Pernambuco: Roça Digital. Bahia: apagão tecnológico

Bahia 247

Apesar de o governo do estado tentar mostrar o contrário e comemorar um ou outro 'avanço', a Bahia segue em escalada de declínio econômico em comparação com outros estados, sobretudo com o vizinho Pernambuco.

Enquanto o interior baiano não oferece estrutura mínima em tecnologia, o governo pernambucano implantou com sucesso o programa Roça Digital, que oferece internet em banda larga a diversos municípios, inclusive na zona rural. Detalhe é que o programa está implantado do lado pernambucano do Rio São Francisco, a poucos minutos de Juazeiro, cidade baiana.

Matéria dos repórteres Luciana Rebouças e Wladimir Pinheiro no Correio mostra as dificuldades que a 'potência econômica' nordestina tem em atrair investimentos. Sobretudo, falta de infraestrutura espanta os investidores. Abaixo matéria na íntegra.

Apagão tecnológico é entrave para o desenvolvimento do agronegócio baiano

O apagão tecnológico no interior da Bahia, que é a falta de uma rede moderna de telecomunicações capaz de atender demandas dos municípios distantes da capital e da Região Metropolitana, foi apontado no seminário Agenda Bahia como um entrave para o desenvolvimento do setor.

O diretor da Federação das Indústrias do Estado da Bahia (Fieb) Paulo José Cintra, que moderou o debate, afirmou que as obrigações fiscais exigidas dos produtores do interior acabam sendo prejudicadas em razão da falta de modernização do sistema de telefonia e até mesmo da inexistência de internet banda larga.

"Temos obrigações vindas de vários setores que devem ser cumpridas, mas precisamos de tecnologia. A apenas 100 quilômetros de Salvador, em Alagoinhas, temos problemas para emitir notas fiscais eletrônicas, algo exigido pelo governo, e que não há negociação sem ela", disse.

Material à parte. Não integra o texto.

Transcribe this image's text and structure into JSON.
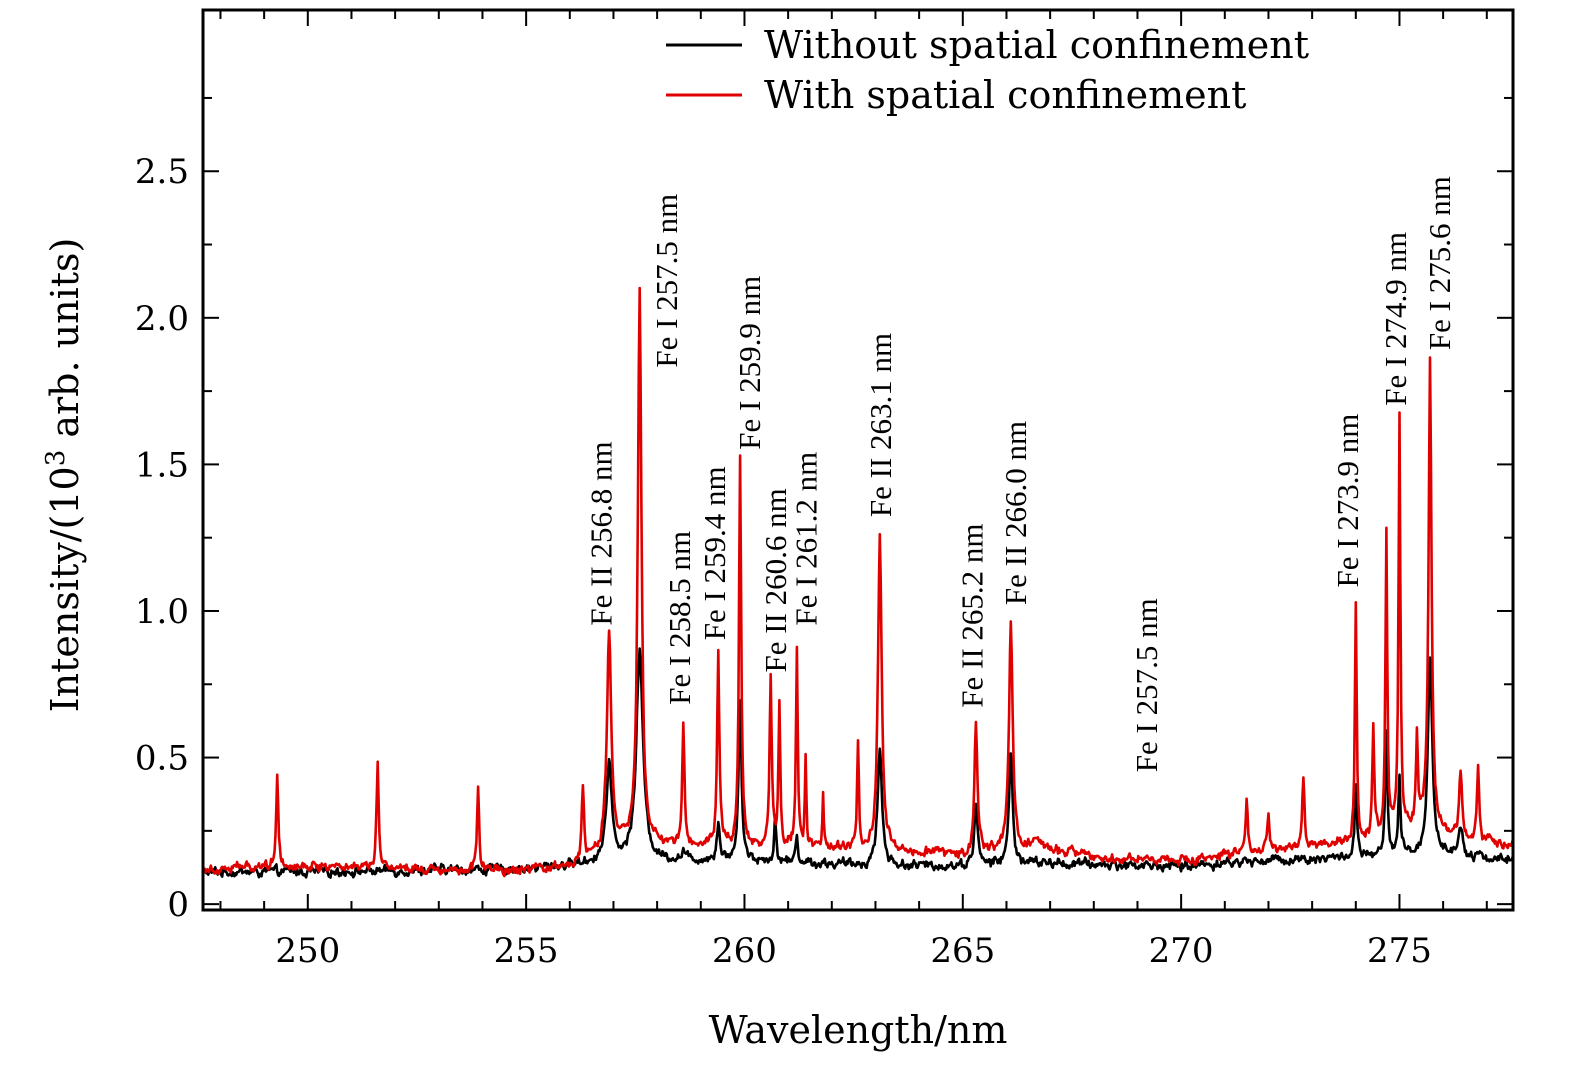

O problema também foi apontado pelo presidente do Instituto da Fruta, Ivan Pinto, como responsável pelo atraso na negociação na região do Vale do São Francisco, rica na produção de frutas e vinhos.

Roça digital

Ele apontou como exemplo o programa Roça Digital, que instalou internet banda larga no lado pernambucano do Rio São Francisco, a poucos minutos de distância de Juazeiro, norte baiano.

Pinto ainda aproveitou a presença do secretário de Ciência e Tecnologia do governo da Bahia, Paulo Câmera, e solicitou a ele um acordo: "Em vez de puxar 600 quilômetros de fibra para lá, é só puxar 600 metros a fiação do outro lado do rio", comparou Pinto sobre a diferença dos cabos de fibra óptica virem de Salvador (600 km percorridos) ou de Petrolina (600 metros).

O secretário alegou que o assunto já vem sendo discutido com o governador da Bahia, Jaques Wagner. Porém, Câmera também explicou que o governo do estado já está negociando com o Banco do Brasil um financiamento de R$ 119 milhões para a primeira etapa do mapa da rede óptica, que contemplará as cidades de Salvador, Feira de Santana, Santo Antônio de Jesus, Itabuna, Vitória da Conquista, Porto Seguro e os arredores dessas cidades.

O diretor executivo da Associação Brasileira de Agricultores e Irrigantes da Bahia (Aiba) Alex Rasia disse que o mesmo problema ocorre no Oeste baiano. "Se há deficiências na capital, imagine no interior", disse. Segundo ele, um caminhão parado por um dia custa R$ 1.500 ao produtor.

O presidente da Associação dos Produtores de Café da Bahia (Assocafé), João Lopes Araújo, questionou como ser eficiente e produtivo nesse cenário de apagão tecnológico.

"Como podemos estar atualizados se sabemos a previsão do tempo pela televisão? Se não podemos acompanhar o preço do café nas Bolsas de Valores, nem o preço de outros insumos? Têm pequenos agricultores que ainda ligam para as associações para terem acesso a essas informações", critica Araújo.